If you kill a baby — in its mother’s womb — 10 minutes before it’s to be born, that’s called abortion. If you kill a baby 10 minutes after it’s born, it’s murder, according to our law. In a new academic paper, a pair of medical ethicists argue that the two are morally and ethically identical — and that there’s absolutely nothing wrong with killing babies.
I don’t think many people would disagree that any sane and civilized society should prohibit murder. The question has been when to define a human being as attaining “personhood.” Many who have argued for the morality of abortion have generally said that a human being comes into existence only at birth, arguing that late-term abortions — in which the developed baby’s head is cracked open and destroyed — are perfectly legitimate. (Read about “intact dilation and extraction” here. This was made illegal in the United States in 2003.) Others have argued that the point at which the growing baby would be viable outside the womb is when it’s a human being.

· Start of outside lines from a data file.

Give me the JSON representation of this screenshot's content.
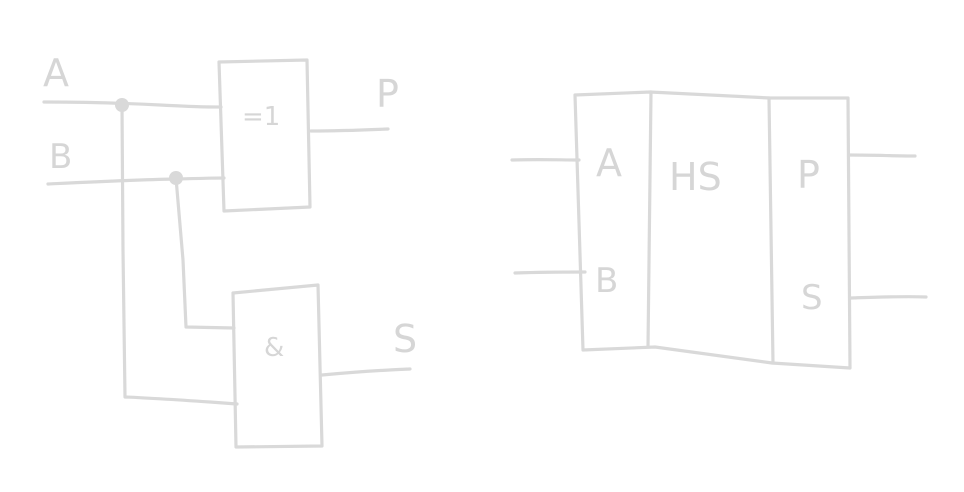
{
  "left_circuit": {
    "inputs": {
      "a": "A",
      "b": "B"
    },
    "xor_gate": {
      "symbol": "=1"
    },
    "and_gate": {
      "symbol": "&"
    },
    "outputs": {
      "p": "P",
      "s": "S"
    }
  },
  "right_block": {
    "inputs": {
      "a": "A",
      "b": "B"
    },
    "name": "HS",
    "outputs": {
      "p": "P",
      "s": "S"
    }
  },
  "colors": {
    "stroke": "#d9d9d9",
    "text": "#d6d6d6",
    "background": "#ffffff"
  }
}
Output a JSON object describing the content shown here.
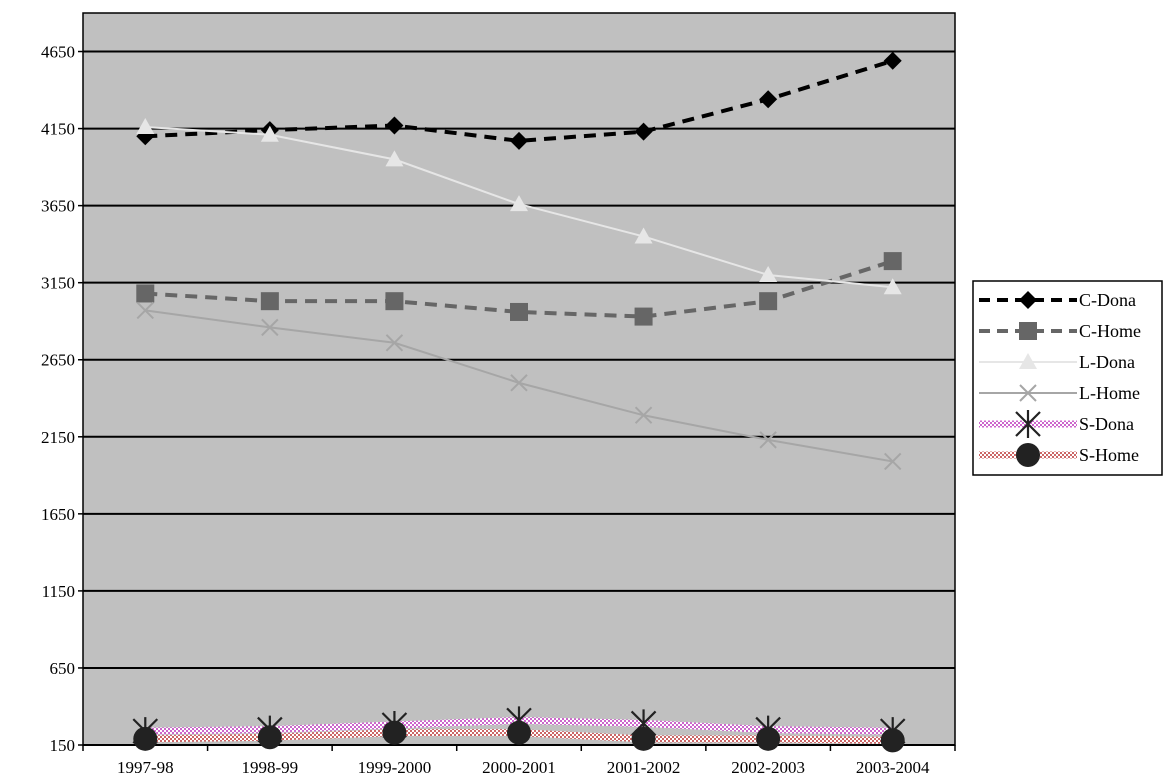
{
  "chart_data": {
    "type": "line",
    "title": "",
    "xlabel": "",
    "ylabel": "",
    "categories": [
      "1997-98",
      "1998-99",
      "1999-2000",
      "2000-2001",
      "2001-2002",
      "2002-2003",
      "2003-2004"
    ],
    "ylim": [
      150,
      4900
    ],
    "yticks": [
      150,
      650,
      1150,
      1650,
      2150,
      2650,
      3150,
      3650,
      4150,
      4650
    ],
    "grid": true,
    "legend": "right",
    "plot_background": "#c0c0c0",
    "series": [
      {
        "name": "C-Dona",
        "values": [
          4100,
          4140,
          4170,
          4070,
          4130,
          4340,
          4590
        ],
        "color": "#000000",
        "line": "dashed-thick",
        "marker": "diamond"
      },
      {
        "name": "C-Home",
        "values": [
          3080,
          3030,
          3030,
          2960,
          2930,
          3030,
          3290
        ],
        "color": "#666666",
        "line": "dashed-thick",
        "marker": "square"
      },
      {
        "name": "L-Dona",
        "values": [
          4160,
          4110,
          3950,
          3660,
          3450,
          3200,
          3120
        ],
        "color": "#e6e6e6",
        "line": "solid",
        "marker": "triangle"
      },
      {
        "name": "L-Home",
        "values": [
          2970,
          2860,
          2760,
          2500,
          2290,
          2130,
          1990
        ],
        "color": "#a6a6a6",
        "line": "solid",
        "marker": "x"
      },
      {
        "name": "S-Dona",
        "values": [
          240,
          250,
          280,
          310,
          290,
          250,
          240
        ],
        "color": "#cc66cc",
        "line": "pattern",
        "marker": "asterisk"
      },
      {
        "name": "S-Home",
        "values": [
          190,
          200,
          230,
          230,
          190,
          190,
          180
        ],
        "color": "#cc6666",
        "line": "pattern",
        "marker": "circle"
      }
    ]
  }
}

In pretty much every moral or ethical area, I want people allowed to make their own decisions, just as long as they’re not violating someone else’s life or property to do so. I’ve argued that abortion is immoral, because at some point it’s the same as killing a baby. And since we don’t know exactly what that point is, my view is that the benefit of doubt should go to the baby — since the mother and father had to decide to take the actions that created it.
In discussing the issue, I’ve many times made the point that it’s legal in many places to kill a baby minutes before birth, but it’s considered murder right after birth. So I’ve asked why there was something about the birth process that made the baby different from what it was minutes ago. I never dreamed that anyone could use the same argument to make the case for infanticide.